Apothéose du vague
On ne saurait trop insister sur les conséquences historiques de certaines approximations intérieures. Or, la nostalgie en est une ; elle nous empêche de nous reposer dans l’existence ou dans l’absolu ; elle nous oblige à flotter dans l’indistinct, à perdre nos assises, à vivre à découvert dans le temps.
Être arraché au sol, exilé dans la durée, coupé de ses racines immédiates, c’est désirer une réintégration dans les sources originelles d’avant la séparation et la déchirure. La nostalgie, c’est justement se sentir éternellement loin de chez soi ; et en dehors des proportions lumineuses de l’Ennui, et de la postulation contradictoire de l’Infini et de la Heimat, elle prend la forme du retour vers le fini, vers l’immédiat, vers un appel terrestre et maternel. Ainsi que l’esprit, le cœur forge des utopies : et de toutes la plus étrange est celle d’un univers natal, où l’on se repose de soi-même, un univers ̶ oreiller cosmique de toutes nos fatigues.

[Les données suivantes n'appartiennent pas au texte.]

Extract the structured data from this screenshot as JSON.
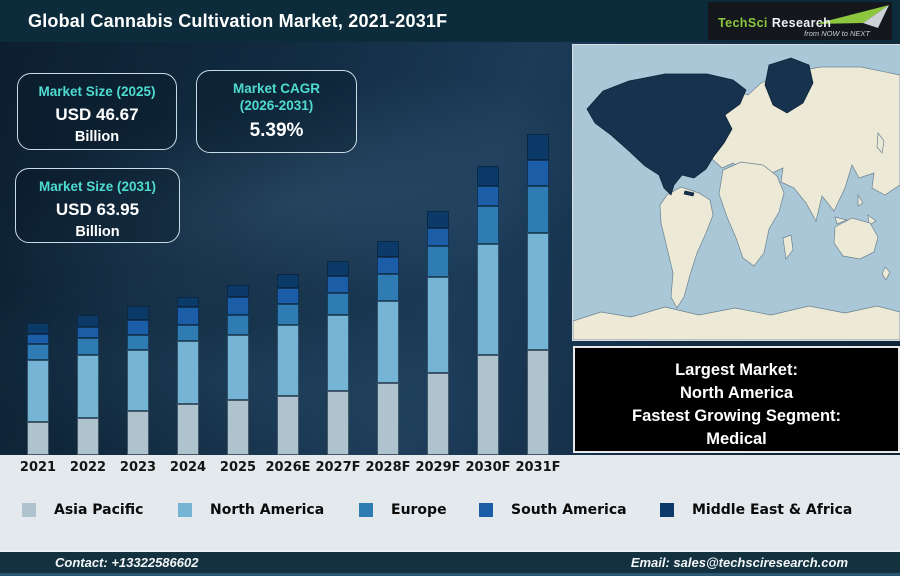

Dans l’aspiration nostalgique on ne désire pas quelque chose de palpable, mais une sorte de chaleur abstraite, hétérogène au temps et proche d’un pressentiment paradisiaque. Tout ce qui n’accepte pas l’existence comme telle, confine à la théologie. La nostalgie n’est qu’une théologie sentimentale, où l’Absolu est construit avec les éléments du désir, où Dieu est l’Indéterminé élaboré par la langueur.
Emil Cioran, Précis de décomposition, Paris, Gallimard, 1949, p. 51.